Jaque último round: en busca del rumbo perdido

Jaque último round: en busca del rumbo perdido
Así como un hecho doloroso, fortuito e imprevisto le dio a la presidenta Cristina Fernández la posibilidad de volver a empezar -de ser más valorada por lo que hará desde ahora que por lo que hizo- el gobierno de Celso Jaque tiene -por otras razones- una posibilidad similar.

En efecto, si el gobernador toma tres o cuatro grandes decisiones estructurales en su último año de gestión, es posible que su administración pase a la historia por haberle devuelto a Mendoza el rumbo que perdió hace ya bastante tiempo.

Es que esta provincia hoy está más huérfana de estrategias que de gestión, o peor, todo lo que se haga sin una dirección definida, corre el riesgo de caer en saco roto. Por ende, Jaque debe dar respuesta a, por lo menos, cuatro grandes temas: la relación con la Nación, la promoción industrial, la gestión de los recursos naturales y la prestación de los servicios públicos.

En el debate por la promoción industrial el gobernador comenzó bien cuando ante la arbitraria decisión nacional de diferir la promoción industrial a las provincias ya beneficiadas, convocó institucionalmente a la Mendoza política, productiva, social e intelectual para juntos decirle no al despropósito. Todos los convocados pusieron lo mejor de sí para la causa provincial y se logró frenar la ignominia.

No obstante, luego el gobierno cayó en un grave error: se encerró en el secretismo para la negociación con la Nación, con lo cual lo único que logró es un enredo fenomenal donde, entre otros despropósitos, se anunció con bombos y platillos la inclusión de Mendoza en el régimen promocional hasta ese entonces detestado, a cambio de desistir de todo reclamo de la provincia hacia el gobierno central.

A la postre resultó que no nos dieron la promoción porque, como era de prever, nuestra inclusión en la misma haría que todas las demás provincias no promocionadas pidieran igual resarcimiento. Para colmo, ahora parece que el desistimiento de nuestros reclamos nacionales no fue a cambio de la promoción sino del desendeudamiento.
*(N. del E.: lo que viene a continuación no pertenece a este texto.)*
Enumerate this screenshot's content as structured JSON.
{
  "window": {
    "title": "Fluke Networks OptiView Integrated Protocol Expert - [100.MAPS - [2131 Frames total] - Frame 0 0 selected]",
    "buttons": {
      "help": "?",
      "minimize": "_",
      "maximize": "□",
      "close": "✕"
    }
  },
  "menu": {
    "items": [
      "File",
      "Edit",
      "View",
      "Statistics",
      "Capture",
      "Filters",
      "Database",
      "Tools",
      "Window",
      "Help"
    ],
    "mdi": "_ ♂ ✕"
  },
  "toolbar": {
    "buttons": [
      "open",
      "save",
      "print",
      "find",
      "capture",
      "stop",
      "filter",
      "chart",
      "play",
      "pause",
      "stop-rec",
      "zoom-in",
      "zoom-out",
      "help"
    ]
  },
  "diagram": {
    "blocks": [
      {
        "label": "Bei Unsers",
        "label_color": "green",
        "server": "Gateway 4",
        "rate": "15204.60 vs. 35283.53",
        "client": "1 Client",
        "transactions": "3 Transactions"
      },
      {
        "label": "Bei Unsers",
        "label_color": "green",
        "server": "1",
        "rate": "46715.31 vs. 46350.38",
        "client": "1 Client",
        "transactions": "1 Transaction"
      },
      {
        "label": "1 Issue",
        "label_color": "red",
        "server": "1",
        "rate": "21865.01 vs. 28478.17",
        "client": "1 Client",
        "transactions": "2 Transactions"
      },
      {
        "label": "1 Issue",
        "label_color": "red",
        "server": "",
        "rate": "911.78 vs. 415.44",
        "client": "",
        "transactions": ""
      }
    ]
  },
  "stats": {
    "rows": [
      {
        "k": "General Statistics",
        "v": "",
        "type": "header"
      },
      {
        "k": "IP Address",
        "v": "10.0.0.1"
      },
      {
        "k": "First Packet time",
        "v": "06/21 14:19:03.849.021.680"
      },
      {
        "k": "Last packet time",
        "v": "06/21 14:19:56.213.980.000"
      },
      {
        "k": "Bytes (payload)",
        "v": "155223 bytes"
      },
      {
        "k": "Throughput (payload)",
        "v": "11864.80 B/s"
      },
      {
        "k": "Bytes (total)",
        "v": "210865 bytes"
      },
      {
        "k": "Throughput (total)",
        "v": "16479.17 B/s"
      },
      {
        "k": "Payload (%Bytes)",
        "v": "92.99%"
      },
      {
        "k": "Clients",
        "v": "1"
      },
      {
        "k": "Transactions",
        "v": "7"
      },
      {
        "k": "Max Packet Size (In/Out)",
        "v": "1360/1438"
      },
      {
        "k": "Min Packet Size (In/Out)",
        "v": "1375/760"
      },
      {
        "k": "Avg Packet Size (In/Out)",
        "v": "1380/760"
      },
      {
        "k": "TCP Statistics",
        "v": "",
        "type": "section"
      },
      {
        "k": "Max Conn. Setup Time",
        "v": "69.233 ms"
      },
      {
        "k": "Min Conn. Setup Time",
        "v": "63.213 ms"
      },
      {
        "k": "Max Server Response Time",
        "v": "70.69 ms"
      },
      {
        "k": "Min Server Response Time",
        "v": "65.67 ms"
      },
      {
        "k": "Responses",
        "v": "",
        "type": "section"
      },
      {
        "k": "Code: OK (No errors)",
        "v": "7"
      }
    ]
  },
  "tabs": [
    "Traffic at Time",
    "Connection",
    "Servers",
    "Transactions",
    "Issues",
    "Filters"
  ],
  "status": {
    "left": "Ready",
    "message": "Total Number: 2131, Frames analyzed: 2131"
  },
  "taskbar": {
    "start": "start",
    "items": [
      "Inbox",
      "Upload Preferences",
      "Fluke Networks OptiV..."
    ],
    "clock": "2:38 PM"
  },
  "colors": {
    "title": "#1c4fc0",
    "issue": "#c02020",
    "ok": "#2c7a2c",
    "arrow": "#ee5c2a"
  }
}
La conclusión es que estamos sin promoción, con juicios desistidos y con una nueva ofensiva de las provincias promocionadas para revivir el insidioso régimen. Y los mendocinos seguimos sin saber qué nos conviene o qué queremos: que nos incluyan en el régimen, que no se lo den a nadie o que se lo den a todos. Y si no sabemos lo que queremos, es difícil que logremos algo frente a los que sí saben bien lo que quieren.

El error contrario ocurre en el tema minero, error que viene del gobierno anterior donde primero se dijo una cosa y luego se hizo otra.

Que la gestión de Jaque busque agotar las instancias del debate es elogioso, pero siempre que llegado un punto tome una decisión, porque si no la convocatoria eterna a un consenso que jamás será completo -mucho menos en este tema- se transformará en la excusa para no hacer nada, al estar el gobierno más atribulado por no quedar mal con nadie, que es la mejor manera de quedar mal con todos.

No obstante, es sobre todo en la discusión sobre la adjudicación o desadjudicación de las concesiones referidas a servicios públicos o áreas de explotación de recursos naturales, donde se juega en gran parte la personalidad y el carácter con que será recordado este gobierno.

La definición política brindada por el secretario general de la Gobernación, Alejandro Cazabán acerca de que las estrategias deben ser fijadas por el poder político y no por los grandes grupos económicos, es del todo válida.

Pero para que ello no quede en un mero tire y afloje entre poder político y corporaciones privadas donde se grita mucho y no se define nada, lo que se requiere es (como se hizo con la ley del suelo) convocar al más amplio debate político y social, pero no para que el gobierno busque diferir, compartir o liberarse de sus propias y exclusivas responsabilidades, sino para que la participación social le permita acumular la mayor fuerza política posible y así resistir mejor las inevitables presiones sectoriales.

Todo, concluimos, sin consensualismos abstractos que son una excusa para no decidir nada pero también sin decisionismos secretos y solitarios en los que el gobierno siempre termina perdiendo o cediendo ante el centralismo o los grupos de interés.